5. Romantic betrayal can make you so distrustful that you make yourself ugly and throw banana peels in people’s path like a former landlady of mine who lived as a lonely miser after her fiancé dumped her for a fourteen-year-old girl and fled to Mexico.
6. My wife told me that victims of sexual assault commonly gain in excess of fifty to a hundred pounds because they don’t want men to get close to them. We had a neighbor at our condo who was pretty but seventy pounds overweight and owned three pit-bulls whom she spent all her time with. My wife speculated she was a victim of an assault.
7. Coming from divorced parents or parents living through an abusive marriage can make some children never want to get married. The statistics show that children of divorced parents have a 200 percent greater chance of getting divorced themselves.
Part Four. What forces in the environment “program” us in the deterministic sense to be more successful?
1. Having a family member with good social skills.
2. Having a family member with a strong work ethic.
3. Having a successful business nearby creates more traffic and more competition. For example, Starbucks makes other companies, such as Coffee Bean, more successful.
4. The New England Patriots are the Starbucks of football. A lot of men hate the Patriots because men hate that which threatens their power. But the powerful are effective role models.
5. Football was a garbage sport in the 1980s coached by rednecks with fat bellies. Not until Bill Walsh coached the 49ers in the late 1980s did all of football improve.
6. Being raised with diverse food at an early age gives you a more sophisticated palate. Take my wife and me. She grew up on green Jell-O and a cheese sandwiches. I grew up on authentic Mexican cooking in San Jose, California, then moved to Berkeley where I ate Thai, Indian, and other spicy cuisines. It was in my environment. It wasn’t in hers.
7. Determinism, obesity, and poverty: Poor people are fatter than middle class and rich people. There are many reasons for this, including the stress of poverty, which stimulates a “fat” hormone.

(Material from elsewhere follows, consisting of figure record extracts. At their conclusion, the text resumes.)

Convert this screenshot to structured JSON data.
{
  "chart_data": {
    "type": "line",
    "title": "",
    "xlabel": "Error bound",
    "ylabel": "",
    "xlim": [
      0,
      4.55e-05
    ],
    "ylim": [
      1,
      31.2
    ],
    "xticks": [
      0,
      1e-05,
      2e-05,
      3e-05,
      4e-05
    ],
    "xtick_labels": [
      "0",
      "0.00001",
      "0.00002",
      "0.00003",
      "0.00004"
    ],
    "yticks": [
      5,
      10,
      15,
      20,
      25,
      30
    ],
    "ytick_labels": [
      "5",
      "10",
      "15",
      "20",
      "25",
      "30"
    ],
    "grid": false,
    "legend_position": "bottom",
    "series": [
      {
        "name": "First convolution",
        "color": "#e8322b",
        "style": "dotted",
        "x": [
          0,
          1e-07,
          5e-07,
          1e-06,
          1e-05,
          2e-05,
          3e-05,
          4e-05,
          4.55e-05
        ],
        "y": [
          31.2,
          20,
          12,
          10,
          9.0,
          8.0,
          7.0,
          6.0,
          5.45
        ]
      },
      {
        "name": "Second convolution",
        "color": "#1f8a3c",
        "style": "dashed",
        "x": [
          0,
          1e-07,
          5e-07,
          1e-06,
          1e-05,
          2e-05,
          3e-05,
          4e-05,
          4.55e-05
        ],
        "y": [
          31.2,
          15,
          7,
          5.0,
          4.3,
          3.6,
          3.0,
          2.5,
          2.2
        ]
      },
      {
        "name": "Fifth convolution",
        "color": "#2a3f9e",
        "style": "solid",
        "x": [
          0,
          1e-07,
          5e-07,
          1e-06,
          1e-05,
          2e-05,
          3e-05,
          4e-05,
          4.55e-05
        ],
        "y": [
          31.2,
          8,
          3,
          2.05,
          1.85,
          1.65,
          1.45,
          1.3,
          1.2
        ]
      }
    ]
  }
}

Part Five. Nihilism Is No Longer a “Choice” for Archie and Brother Leon
1. nihilism, the obliteration of right and wrong, losing any stakes in life, nothing is at stake anymore, beyond caring is the shortest definition, a sort of spiritual death where you wander the world not caring if you live or die or amount to anything. Death of a moral compass.
2. Anything Goes Morality or Moral relativism, make up your moral system depending on circumstances. Stealing, lying, cheating, and other immoral conduct can be rationalized under the right circumstances.
3. Populist Fallacy: Everyone else is doing it, so why can’t I? Brother Leon presumably sees other teachers getting kickbacks, so he “joins the party.”
4. Slippery slope is when your rationalizations lead to nihilism.
5. In nihilism you reach the point where there are no rules so that “all is permitted” or “anything goes.”
6. Inconsolable, learned helplessness, a sense that everything is futile so the only thing left in life is to “get yours.” In America, we have the nihilistic saying, “I’ve got mine. Get yours.”
7. Point of No Return, like the cop who steals drugs 1,000 times.
8. “Despair is not knowing it,” Kierkegaard
9. empathy vs. self-pity, an eternal battle
10. numbness, which leads to sadism, a perverted form of power in which one derives pleasure from inflicting cruelty upon others.
Part Six. Journal Entry:
For today’s essay variation, you are asked to explain determinism and free will in your introductory first page. Provide personal examples of determinism and free will, either in yourself or someone you know.